For Voice Activity Detection, I have been using the EnergyDetector program of the MISTRAL (was LIA_RAL) speaker recognition toolkit, based on the ALIZE library.
It works with feature files, not with audio files, so you'll need to extract the energy of the signal. I usually extract cepstral features (MFCC) with the log-energy parameter, and I use this parameter for VAD. You can use sfbcep`, an utility part of the SPro signal processing toolkit in the following way:
sfbcep -F PCM16 -p 19 -e -D -A input.wav output.prm
It will extract 19 MFCC + log-energy coefficient + first and second order delta coefficients. The energy coefficient is the 19th, you will specify that in the EnergyDetector configuration file.
You will then run EnergyDetector in this way:
EnergyDetector --config cfg/EnergyDetector.cfg --inputFeatureFilename output
If you use the configuration file that you find at the end of the answer, you need to put output.prm
in prm/
, and you'll find the segmentation in lbl/
.
As a reference, I attach my EnergyDetector configuration file:
*** EnergyDetector Config File
***
loadFeatureFileExtension .prm
minLLK -200
maxLLK 1000
bigEndian false
loadFeatureFileFormat SPRO4
saveFeatureFileFormat SPRO4
saveFeatureFileSPro3DataKind FBCEPSTRA
featureServerBufferSize ALL_FEATURES
featureServerMemAlloc 50000000
featureFilesPath prm/
mixtureFilesPath gmm/
lstPath lst/
labelOutputFrames speech
labelSelectedFrames all
addDefaultLabel true
defaultLabel all
saveLabelFileExtension .lbl
labelFilesPath lbl/
frameLength 0.01
segmentalMode file
nbTrainIt 8
varianceFlooring 0.0001
varianceCeiling 1.5
alpha 0.25
mixtureDistribCount 3
featureServerMask 19
vectSize 1
baggedFrameProbabilityInit 0.1
thresholdMode weight
The CMU Sphinx speech recognition software contains a built-in VAD. It is written in C, and you might be able to hack it to produce a label file for you.

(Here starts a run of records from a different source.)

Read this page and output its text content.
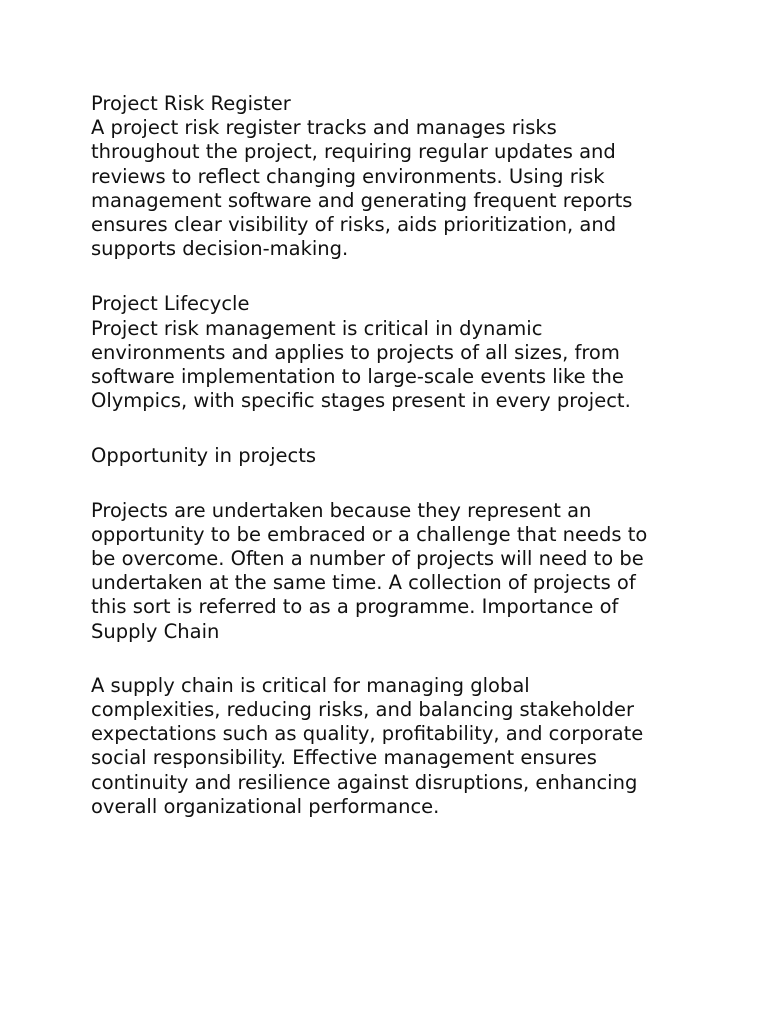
Project Risk Register
A project risk register tracks and manages risks
throughout the project, requiring regular updates and
reviews to reflect changing environments. Using risk
management software and generating frequent reports
ensures clear visibility of risks, aids prioritization, and
supports decision-making.
Project Lifecycle
Project risk management is critical in dynamic
environments and applies to projects of all sizes, from
software implementation to large-scale events like the
Olympics, with specific stages present in every project.
Opportunity in projects
Projects are undertaken because they represent an
opportunity to be embraced or a challenge that needs to
be overcome. Often a number of projects will need to be
undertaken at the same time. A collection of projects of
this sort is referred to as a programme. Importance of
Supply Chain
A supply chain is critical for managing global
complexities, reducing risks, and balancing stakeholder
expectations such as quality, profitability, and corporate
social responsibility. Effective management ensures
continuity and resilience against disruptions, enhancing
overall organizational performance.
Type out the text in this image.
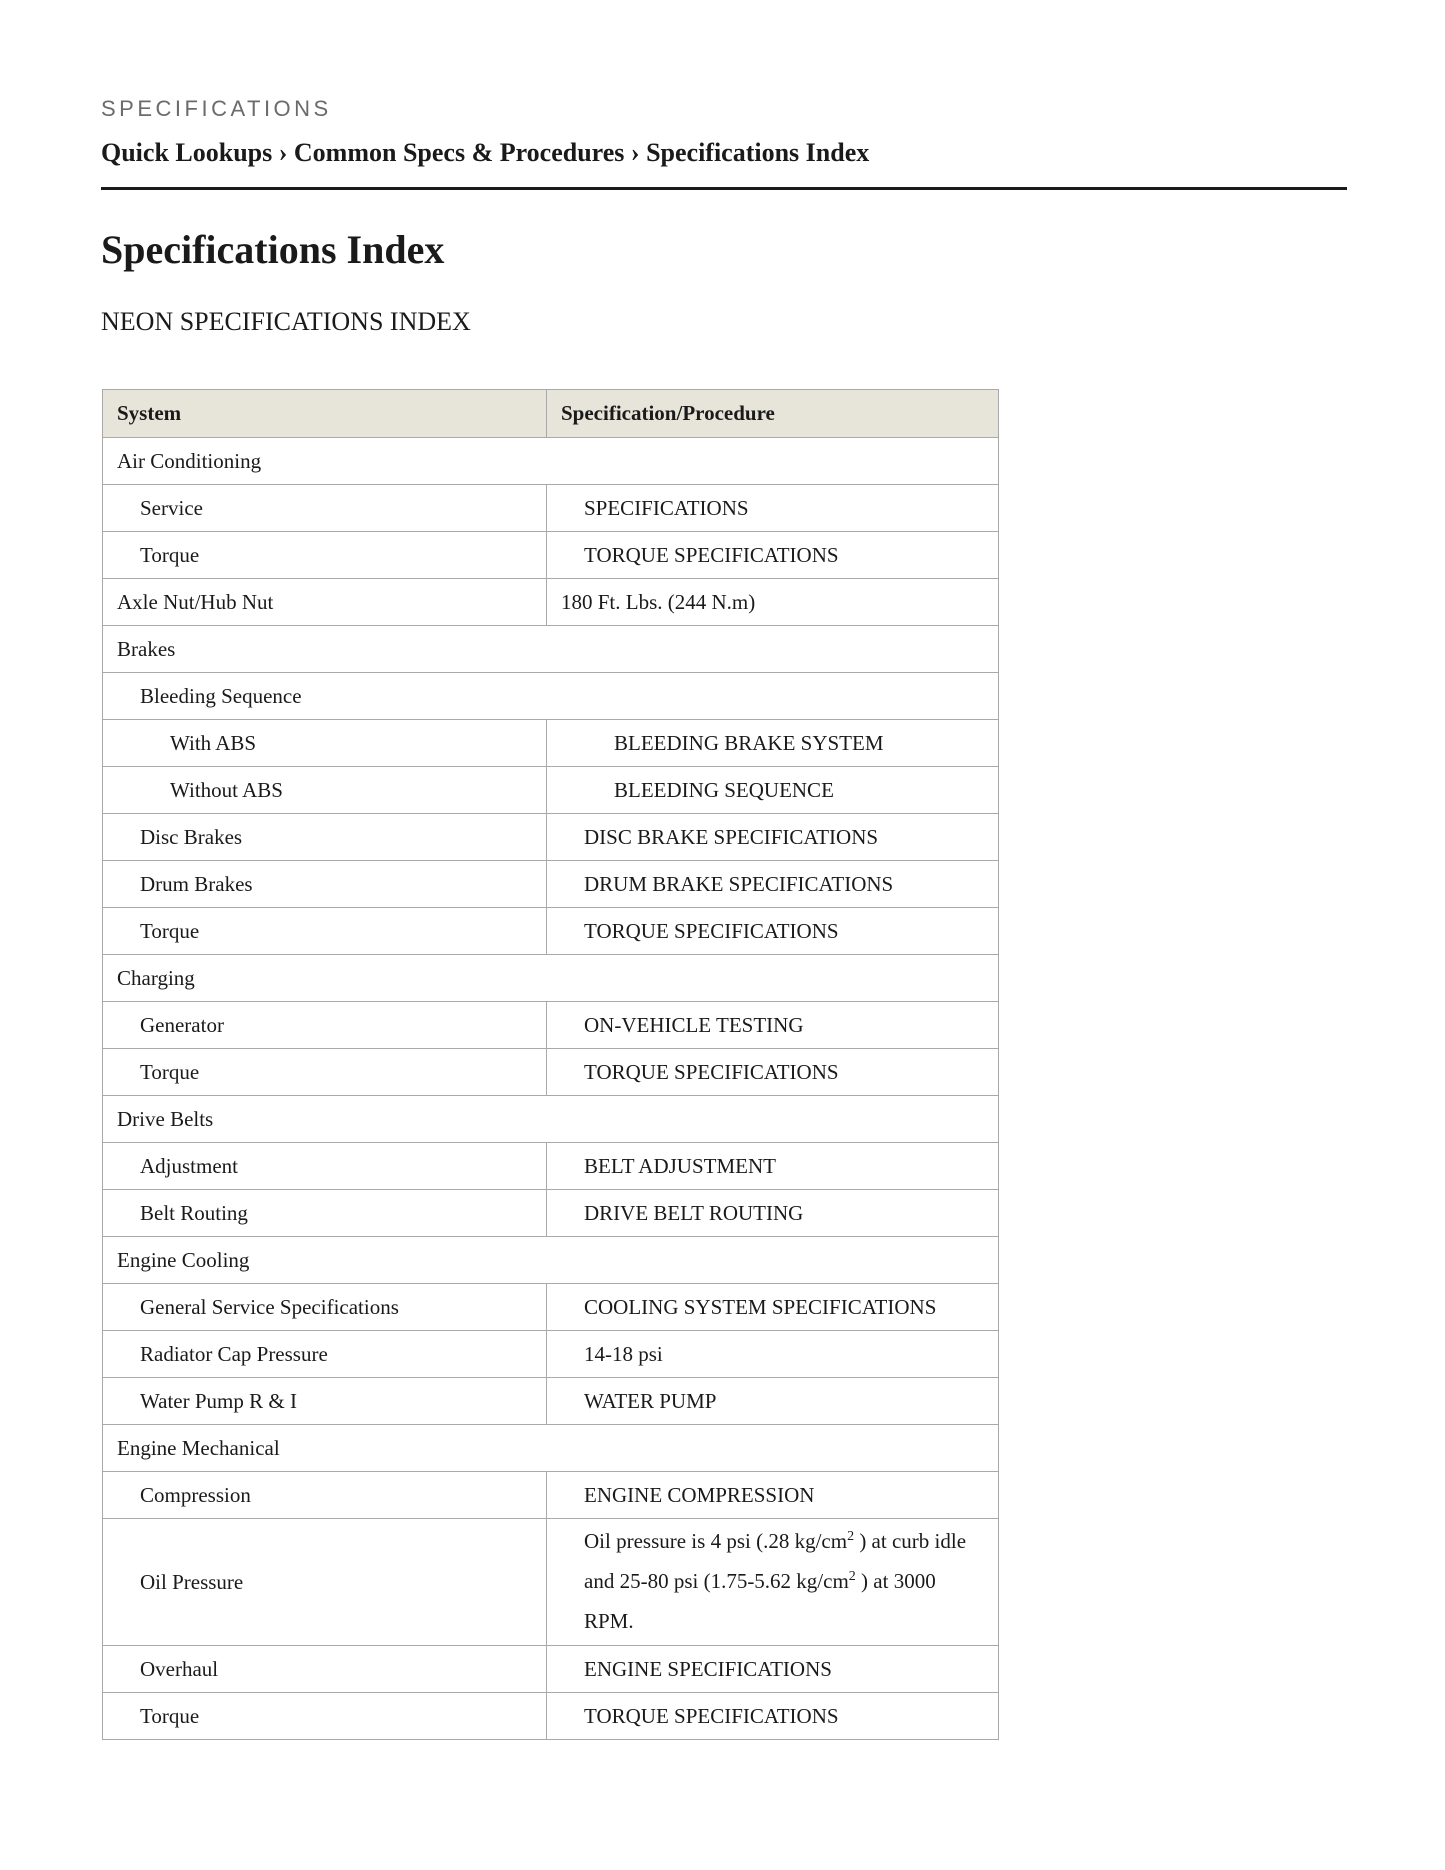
SPECIFICATIONS
Quick Lookups › Common Specs & Procedures › Specifications Index
Specifications Index
NEON SPECIFICATIONS INDEX
System	Specification/Procedure
Air Conditioning	
Service	SPECIFICATIONS
Torque	TORQUE SPECIFICATIONS
Axle Nut/Hub Nut	180 Ft. Lbs. (244 N.m)
Brakes	
Bleeding Sequence	
With ABS	BLEEDING BRAKE SYSTEM
Without ABS	BLEEDING SEQUENCE
Disc Brakes	DISC BRAKE SPECIFICATIONS
Drum Brakes	DRUM BRAKE SPECIFICATIONS
Torque	TORQUE SPECIFICATIONS
Charging	
Generator	ON-VEHICLE TESTING
Torque	TORQUE SPECIFICATIONS
Drive Belts	
Adjustment	BELT ADJUSTMENT
Belt Routing	DRIVE BELT ROUTING
Engine Cooling	
General Service Specifications	COOLING SYSTEM SPECIFICATIONS
Radiator Cap Pressure	14-18 psi
Water Pump R & I	WATER PUMP
Engine Mechanical	
Compression	ENGINE COMPRESSION
Oil Pressure	Oil pressure is 4 psi (.28 $kg/cm^2$ ) at curb idle and 25-80 psi (1.75-5.62 $kg/cm^2$ ) at 3000 RPM.
Overhaul	ENGINE SPECIFICATIONS
Torque	TORQUE SPECIFICATIONS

A very recent addition is the GStreamer support. This means that you can use its VAD in a GStreamer media pipeline. See Using PocketSphinx with GStreamer and Python -> The 'vader' element
I have also been using a modified version of the AMR1 Codec that outputs a file with speech/non speech classification, but I cannot find its sources online, sorry.